Neste documento, a Igreja apela que “o desenvolvimento econômico deve permanecer sob a direção do homem; nem se deve deixar entregue só ao arbítrio de alguns poucos indivíduos ou grupos economicamente mais fortes ou só da comunidade política ou de

algumas nações mais poderosas” (n. 65), portanto, para que haja desenvolvimento, é necessário a paz, “que não é ausência de guerra; nem se reduz ao estabelecimento do equilíbrio entre as forças adversas, nem resulta duma dominação despótica. Com toda a exatidão e propriedade ela é chamada ‘obra da justiça’” (n. 78).

O contributo relevante da Doutrina Social Católica na abordagem do desenvolvimento baseado nos direitos humanos foi dado pela Encíclica Populorum Progressio, editada por Paulo VI no dia 26 de março de 1967, a encíclica sobre o desenvolvimento dos povos, reconhece e denuncia os efeitos do colonialismo para o desenvolvimento dos povos colonizados (nº 7) e defende que os povos que alcançaram a independência ou liberdade política devem também alcançar o crescimento econômico e social autônomos e dignos de garantir aos seus cidadãos o seu pleno desenvolvimento humano (n. 6).

Nesse âmbito, a visão cristã do desenvolvimento consiste e considera que “o desenvolvimento não se reduz a um simples crescimento econômico. Para ser autêntico, deve ser integral, quer dizer, promover todos os homens e o homem todo” (n. 14). Por tal razão, é um dever pessoal e comunitário a promoção do desenvolvimento (n. 16-17).

Ainda na mesma encíclica, defende-se um destino universal dos bens, a industrialização e a equidade nas relações comerciais, critica os excessos do capitalismo liberal e reafirma que o desenvolvimento econômico deve estar ao serviço do homem (n. 24, 25, 26, 56).

Partindo do pressuposto de que o desenvolvimento não é só individual, mas também dos povos, Paulo VI defende na doutrina cristã que o “o desenvolvimento integral do homem não pode realizar-se sem o desenvolvimento solidário da humanidade” e a fraternidade dos povos, sobretudo para com os mais fracos (n. 43-44).

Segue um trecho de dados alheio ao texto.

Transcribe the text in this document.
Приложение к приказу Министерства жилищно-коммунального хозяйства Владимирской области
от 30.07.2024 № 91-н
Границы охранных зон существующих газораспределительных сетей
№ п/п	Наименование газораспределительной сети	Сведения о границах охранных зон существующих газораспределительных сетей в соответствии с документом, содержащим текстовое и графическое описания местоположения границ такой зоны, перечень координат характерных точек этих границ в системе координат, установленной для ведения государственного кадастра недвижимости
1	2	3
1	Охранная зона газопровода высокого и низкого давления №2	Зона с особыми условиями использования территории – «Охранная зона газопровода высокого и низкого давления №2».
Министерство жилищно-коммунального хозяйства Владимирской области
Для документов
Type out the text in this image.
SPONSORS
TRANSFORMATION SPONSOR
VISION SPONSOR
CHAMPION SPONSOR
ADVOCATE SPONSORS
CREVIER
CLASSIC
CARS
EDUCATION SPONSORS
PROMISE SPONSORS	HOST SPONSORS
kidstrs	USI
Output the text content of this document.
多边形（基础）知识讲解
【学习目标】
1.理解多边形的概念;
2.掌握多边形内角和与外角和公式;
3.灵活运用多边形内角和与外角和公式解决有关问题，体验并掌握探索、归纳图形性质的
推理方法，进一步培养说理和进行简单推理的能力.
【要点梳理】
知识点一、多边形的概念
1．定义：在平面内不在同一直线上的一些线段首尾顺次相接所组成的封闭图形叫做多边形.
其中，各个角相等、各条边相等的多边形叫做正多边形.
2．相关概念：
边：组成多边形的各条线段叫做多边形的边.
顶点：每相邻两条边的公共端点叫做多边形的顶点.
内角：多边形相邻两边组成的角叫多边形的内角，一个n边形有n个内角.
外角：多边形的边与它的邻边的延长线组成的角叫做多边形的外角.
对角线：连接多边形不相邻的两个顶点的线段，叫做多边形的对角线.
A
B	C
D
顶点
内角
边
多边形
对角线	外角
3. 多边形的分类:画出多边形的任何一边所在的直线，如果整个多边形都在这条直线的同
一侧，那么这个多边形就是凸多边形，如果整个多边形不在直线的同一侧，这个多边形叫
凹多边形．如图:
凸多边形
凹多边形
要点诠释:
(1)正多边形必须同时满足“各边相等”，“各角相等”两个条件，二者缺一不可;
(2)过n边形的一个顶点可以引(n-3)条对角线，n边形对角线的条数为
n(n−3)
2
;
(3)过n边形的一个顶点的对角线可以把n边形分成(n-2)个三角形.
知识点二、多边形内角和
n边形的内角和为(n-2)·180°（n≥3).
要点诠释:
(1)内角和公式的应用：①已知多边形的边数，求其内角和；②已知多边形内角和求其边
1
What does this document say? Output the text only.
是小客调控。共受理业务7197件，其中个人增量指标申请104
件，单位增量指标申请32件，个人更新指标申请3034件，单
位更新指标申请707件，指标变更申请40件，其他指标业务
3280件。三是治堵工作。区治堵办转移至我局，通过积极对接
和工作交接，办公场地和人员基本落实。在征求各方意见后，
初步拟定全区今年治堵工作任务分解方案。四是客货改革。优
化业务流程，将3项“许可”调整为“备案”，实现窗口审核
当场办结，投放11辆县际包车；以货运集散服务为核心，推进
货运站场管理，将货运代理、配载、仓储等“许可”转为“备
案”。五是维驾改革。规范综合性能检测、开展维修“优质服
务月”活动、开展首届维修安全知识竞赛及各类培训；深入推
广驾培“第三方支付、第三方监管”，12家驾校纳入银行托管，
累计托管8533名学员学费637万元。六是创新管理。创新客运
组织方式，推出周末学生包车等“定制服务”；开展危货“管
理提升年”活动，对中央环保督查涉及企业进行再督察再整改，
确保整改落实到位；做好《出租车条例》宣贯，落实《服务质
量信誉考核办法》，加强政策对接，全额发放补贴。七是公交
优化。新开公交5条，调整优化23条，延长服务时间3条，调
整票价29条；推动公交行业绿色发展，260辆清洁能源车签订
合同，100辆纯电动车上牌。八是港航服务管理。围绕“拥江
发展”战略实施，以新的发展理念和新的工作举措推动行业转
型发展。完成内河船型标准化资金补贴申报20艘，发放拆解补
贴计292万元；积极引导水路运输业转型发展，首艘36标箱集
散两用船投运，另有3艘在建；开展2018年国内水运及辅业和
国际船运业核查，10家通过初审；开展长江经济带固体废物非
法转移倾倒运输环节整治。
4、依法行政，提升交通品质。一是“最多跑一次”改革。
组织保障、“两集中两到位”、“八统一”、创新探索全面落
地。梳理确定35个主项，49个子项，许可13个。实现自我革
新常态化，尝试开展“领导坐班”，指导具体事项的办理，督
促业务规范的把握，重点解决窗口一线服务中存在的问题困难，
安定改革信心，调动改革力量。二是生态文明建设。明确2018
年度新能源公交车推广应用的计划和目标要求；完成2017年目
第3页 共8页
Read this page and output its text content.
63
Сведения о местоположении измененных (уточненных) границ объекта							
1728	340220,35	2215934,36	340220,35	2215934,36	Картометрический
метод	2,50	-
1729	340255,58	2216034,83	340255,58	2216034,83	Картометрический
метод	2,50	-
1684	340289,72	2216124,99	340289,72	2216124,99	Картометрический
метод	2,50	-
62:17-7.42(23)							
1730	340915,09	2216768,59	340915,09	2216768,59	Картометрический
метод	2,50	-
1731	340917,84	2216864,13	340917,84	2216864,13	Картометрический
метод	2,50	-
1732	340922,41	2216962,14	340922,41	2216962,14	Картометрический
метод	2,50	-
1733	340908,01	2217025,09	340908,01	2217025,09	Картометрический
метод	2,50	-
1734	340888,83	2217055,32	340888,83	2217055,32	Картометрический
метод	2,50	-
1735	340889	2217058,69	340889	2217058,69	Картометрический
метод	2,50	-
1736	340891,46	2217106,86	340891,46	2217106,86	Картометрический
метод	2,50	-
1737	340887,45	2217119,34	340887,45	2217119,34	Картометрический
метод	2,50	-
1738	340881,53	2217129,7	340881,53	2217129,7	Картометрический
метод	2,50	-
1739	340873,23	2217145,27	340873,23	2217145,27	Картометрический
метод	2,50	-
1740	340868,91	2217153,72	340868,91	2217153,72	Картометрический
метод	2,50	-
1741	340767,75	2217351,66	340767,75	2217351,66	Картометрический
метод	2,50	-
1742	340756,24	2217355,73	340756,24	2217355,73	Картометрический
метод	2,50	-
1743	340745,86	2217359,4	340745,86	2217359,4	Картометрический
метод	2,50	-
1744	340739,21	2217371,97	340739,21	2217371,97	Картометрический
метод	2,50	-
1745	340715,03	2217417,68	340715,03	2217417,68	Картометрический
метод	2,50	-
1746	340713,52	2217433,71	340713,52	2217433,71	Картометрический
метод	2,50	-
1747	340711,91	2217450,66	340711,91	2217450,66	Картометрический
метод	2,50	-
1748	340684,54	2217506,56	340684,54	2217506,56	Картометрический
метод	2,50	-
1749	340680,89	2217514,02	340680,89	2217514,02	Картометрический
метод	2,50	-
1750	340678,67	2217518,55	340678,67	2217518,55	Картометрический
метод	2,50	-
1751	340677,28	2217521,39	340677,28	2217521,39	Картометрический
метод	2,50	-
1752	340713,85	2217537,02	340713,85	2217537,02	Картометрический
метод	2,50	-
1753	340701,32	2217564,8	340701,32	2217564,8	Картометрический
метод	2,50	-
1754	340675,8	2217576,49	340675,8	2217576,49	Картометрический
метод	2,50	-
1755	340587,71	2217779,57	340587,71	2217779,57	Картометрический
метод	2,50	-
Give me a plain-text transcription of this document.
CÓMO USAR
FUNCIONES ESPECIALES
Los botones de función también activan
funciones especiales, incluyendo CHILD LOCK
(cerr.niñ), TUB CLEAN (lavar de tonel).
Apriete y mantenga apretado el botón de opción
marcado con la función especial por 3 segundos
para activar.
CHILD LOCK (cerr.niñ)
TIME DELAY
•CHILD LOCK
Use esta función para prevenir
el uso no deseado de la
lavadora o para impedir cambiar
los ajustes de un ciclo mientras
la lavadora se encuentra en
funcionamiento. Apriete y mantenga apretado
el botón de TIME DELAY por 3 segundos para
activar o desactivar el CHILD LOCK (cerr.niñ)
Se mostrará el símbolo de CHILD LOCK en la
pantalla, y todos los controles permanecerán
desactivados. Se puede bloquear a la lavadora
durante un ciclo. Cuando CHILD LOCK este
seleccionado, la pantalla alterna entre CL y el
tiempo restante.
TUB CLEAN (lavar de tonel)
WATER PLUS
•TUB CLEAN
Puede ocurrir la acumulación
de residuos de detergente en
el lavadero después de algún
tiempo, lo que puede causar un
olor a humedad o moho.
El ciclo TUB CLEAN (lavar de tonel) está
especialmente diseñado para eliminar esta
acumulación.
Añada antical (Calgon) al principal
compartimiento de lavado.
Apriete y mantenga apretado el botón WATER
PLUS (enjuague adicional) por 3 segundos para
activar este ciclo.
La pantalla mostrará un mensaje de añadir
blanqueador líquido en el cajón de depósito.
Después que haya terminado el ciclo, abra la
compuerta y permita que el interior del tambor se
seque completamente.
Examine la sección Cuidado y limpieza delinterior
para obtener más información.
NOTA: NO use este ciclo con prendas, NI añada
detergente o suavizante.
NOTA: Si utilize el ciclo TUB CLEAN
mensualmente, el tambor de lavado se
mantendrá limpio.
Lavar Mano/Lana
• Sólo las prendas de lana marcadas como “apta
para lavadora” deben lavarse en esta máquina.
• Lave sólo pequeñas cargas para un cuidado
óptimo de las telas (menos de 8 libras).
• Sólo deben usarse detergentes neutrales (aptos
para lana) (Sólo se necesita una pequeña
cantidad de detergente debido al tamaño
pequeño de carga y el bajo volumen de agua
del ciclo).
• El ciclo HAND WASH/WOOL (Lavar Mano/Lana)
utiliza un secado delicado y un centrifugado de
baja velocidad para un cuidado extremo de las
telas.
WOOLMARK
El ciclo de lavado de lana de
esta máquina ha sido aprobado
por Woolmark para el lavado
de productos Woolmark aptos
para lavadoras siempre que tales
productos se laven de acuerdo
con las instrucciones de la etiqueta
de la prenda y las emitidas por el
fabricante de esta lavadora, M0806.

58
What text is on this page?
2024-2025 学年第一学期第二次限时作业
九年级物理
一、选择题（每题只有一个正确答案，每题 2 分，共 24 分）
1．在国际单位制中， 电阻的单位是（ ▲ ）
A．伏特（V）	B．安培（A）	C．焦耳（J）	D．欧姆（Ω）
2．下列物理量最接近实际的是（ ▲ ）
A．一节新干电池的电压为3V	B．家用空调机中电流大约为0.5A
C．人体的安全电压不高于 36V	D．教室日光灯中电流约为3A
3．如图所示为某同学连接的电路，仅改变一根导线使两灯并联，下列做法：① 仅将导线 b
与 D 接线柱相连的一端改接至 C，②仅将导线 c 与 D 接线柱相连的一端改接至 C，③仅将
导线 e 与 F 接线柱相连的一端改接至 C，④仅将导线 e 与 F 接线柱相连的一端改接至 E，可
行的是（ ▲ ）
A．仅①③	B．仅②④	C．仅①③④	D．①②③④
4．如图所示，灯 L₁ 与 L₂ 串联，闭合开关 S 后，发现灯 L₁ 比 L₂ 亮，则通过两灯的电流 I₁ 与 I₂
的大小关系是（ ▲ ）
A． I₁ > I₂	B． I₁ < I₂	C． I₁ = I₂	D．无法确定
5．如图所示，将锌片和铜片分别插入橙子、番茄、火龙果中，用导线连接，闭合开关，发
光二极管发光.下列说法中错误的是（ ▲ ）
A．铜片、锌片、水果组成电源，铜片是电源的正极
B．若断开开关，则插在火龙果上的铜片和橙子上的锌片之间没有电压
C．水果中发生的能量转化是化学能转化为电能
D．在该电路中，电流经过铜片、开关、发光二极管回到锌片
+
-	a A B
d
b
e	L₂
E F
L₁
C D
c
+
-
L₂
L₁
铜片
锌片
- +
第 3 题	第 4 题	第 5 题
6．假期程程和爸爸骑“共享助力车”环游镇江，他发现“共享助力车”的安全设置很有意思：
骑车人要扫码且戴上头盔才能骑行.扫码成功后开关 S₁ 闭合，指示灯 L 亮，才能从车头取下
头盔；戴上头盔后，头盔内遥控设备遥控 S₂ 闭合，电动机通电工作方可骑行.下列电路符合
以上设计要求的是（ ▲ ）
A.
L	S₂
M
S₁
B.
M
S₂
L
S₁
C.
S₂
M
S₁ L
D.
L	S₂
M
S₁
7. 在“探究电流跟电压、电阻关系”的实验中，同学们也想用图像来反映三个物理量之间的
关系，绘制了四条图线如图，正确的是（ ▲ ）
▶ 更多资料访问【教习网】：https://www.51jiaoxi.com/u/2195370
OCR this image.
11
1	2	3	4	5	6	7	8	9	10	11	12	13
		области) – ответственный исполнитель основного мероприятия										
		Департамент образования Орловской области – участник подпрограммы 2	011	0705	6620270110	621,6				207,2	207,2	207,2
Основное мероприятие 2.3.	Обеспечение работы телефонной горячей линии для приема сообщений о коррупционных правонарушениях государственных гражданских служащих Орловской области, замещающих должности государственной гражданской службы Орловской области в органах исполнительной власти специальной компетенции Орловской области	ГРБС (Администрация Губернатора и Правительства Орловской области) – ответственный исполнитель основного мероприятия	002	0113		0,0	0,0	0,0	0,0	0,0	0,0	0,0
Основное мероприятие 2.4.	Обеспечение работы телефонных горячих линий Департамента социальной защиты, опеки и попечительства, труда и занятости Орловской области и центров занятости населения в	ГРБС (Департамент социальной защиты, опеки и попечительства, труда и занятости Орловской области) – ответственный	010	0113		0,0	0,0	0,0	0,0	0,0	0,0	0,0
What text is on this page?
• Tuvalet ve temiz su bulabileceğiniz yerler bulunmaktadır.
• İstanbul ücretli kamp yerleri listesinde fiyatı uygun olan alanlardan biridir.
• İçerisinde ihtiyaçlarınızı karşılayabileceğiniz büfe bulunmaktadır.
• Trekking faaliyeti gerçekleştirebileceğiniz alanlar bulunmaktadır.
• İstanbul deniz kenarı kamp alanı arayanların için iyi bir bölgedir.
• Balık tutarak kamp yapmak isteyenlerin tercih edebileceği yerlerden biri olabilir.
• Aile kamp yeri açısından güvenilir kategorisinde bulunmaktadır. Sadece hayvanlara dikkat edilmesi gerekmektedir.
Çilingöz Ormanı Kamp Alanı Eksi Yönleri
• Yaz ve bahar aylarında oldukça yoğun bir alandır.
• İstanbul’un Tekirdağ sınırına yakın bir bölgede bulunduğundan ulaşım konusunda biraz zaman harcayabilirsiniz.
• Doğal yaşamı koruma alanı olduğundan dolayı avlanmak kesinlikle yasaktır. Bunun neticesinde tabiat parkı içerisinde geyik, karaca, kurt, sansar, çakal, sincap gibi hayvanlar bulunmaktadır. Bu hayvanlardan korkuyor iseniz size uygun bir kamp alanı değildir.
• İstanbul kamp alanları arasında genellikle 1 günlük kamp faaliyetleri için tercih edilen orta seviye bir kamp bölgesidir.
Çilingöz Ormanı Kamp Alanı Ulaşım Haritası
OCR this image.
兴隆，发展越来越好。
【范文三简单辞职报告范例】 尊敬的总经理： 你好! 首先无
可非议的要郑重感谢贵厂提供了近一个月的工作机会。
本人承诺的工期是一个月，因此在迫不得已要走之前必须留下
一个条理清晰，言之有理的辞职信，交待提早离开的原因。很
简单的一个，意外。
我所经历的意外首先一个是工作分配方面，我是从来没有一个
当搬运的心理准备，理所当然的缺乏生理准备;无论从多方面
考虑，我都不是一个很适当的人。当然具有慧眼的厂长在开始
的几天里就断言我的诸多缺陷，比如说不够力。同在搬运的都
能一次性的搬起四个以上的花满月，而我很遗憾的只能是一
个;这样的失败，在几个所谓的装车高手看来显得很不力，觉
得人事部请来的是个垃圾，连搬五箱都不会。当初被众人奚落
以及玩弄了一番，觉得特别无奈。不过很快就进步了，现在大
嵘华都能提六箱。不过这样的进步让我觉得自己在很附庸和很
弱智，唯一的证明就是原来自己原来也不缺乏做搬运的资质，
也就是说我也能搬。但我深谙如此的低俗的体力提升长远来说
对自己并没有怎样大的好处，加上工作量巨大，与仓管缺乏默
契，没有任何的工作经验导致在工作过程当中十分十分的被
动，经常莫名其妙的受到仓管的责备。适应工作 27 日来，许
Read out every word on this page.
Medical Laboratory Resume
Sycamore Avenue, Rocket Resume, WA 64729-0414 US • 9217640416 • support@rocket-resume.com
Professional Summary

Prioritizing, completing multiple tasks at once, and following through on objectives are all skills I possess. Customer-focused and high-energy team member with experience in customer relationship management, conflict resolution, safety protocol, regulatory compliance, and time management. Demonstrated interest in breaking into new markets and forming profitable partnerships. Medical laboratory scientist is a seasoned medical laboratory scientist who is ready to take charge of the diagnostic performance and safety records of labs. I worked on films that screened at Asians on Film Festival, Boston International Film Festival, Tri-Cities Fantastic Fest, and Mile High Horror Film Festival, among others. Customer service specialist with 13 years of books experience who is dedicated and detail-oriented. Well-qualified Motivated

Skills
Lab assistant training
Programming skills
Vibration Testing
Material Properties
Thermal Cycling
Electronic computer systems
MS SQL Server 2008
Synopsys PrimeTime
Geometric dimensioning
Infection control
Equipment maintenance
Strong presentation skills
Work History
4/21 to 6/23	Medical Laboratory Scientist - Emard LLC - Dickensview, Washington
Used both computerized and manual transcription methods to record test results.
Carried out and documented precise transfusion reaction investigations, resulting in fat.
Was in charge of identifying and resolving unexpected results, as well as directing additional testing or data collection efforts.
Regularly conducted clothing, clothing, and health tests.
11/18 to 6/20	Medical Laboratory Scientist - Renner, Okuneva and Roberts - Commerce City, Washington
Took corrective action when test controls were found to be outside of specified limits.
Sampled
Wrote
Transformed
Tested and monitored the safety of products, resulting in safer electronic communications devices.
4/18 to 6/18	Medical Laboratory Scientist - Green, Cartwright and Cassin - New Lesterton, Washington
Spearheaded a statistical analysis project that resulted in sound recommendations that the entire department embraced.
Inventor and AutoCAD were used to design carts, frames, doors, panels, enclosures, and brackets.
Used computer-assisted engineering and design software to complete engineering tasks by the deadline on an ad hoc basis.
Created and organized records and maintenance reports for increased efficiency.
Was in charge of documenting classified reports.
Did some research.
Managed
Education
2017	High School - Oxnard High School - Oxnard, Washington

Visto dessa perspectiva, “as excessivas disparidades econômicas, sociais e culturais provocam, entre os povos, tensões e discórdia, e põem em perigo a paz”, por isso, o “o desenvolvimento é o novo nome da paz” (n. 76).

Finalmente, quanto aos sujeitos do desenvolvimento, defende-se que são os povos individualmente considerados e os outros povos através de acordos regionais que são os autores e responsáveis pelo próprio desenvolvimento (n. 77).

Nos anos 90, o Papa João Paulo II editou no dia 1 de maio de 1991, a encíclica

Centesimus Annum para celebrar o centenário da Rerum Novarum. Nela reafirmam-se os

principais pontos defendidos por Leão XIII, de modo adaptado e contextualizado, e procura- se responder aos novos problemas e desafios da humanidade, a que chama as “coisas novas de hoje”. Assim, na referida encíclica criticam-se as disparidades entre os países desenvolvidos e

subdesenvolvidos, o fenômeno do consumismo e os novos estilos de vida frequentemente prejudiciais à saúde física e espiritual do homem e a práxis do totalitarismo (n. 30-36, 44-45). Também se aborda a “questão ecológica”. Criticam-se a destruição do meio ambiente natural e, consequentemente, do “ambiente humano” e defende-se a necessidade de “salvaguardar as condições morais de uma autêntica ecologia humana” (n. 37-38).

O que se pretende com a exposição até agora esgrimida é demonstrar que o pensamento social cristão influenciou a reconceptualização do conceito de desenvolvimento, sobretudo a encíclica sobre o desenvolvimento dos povos.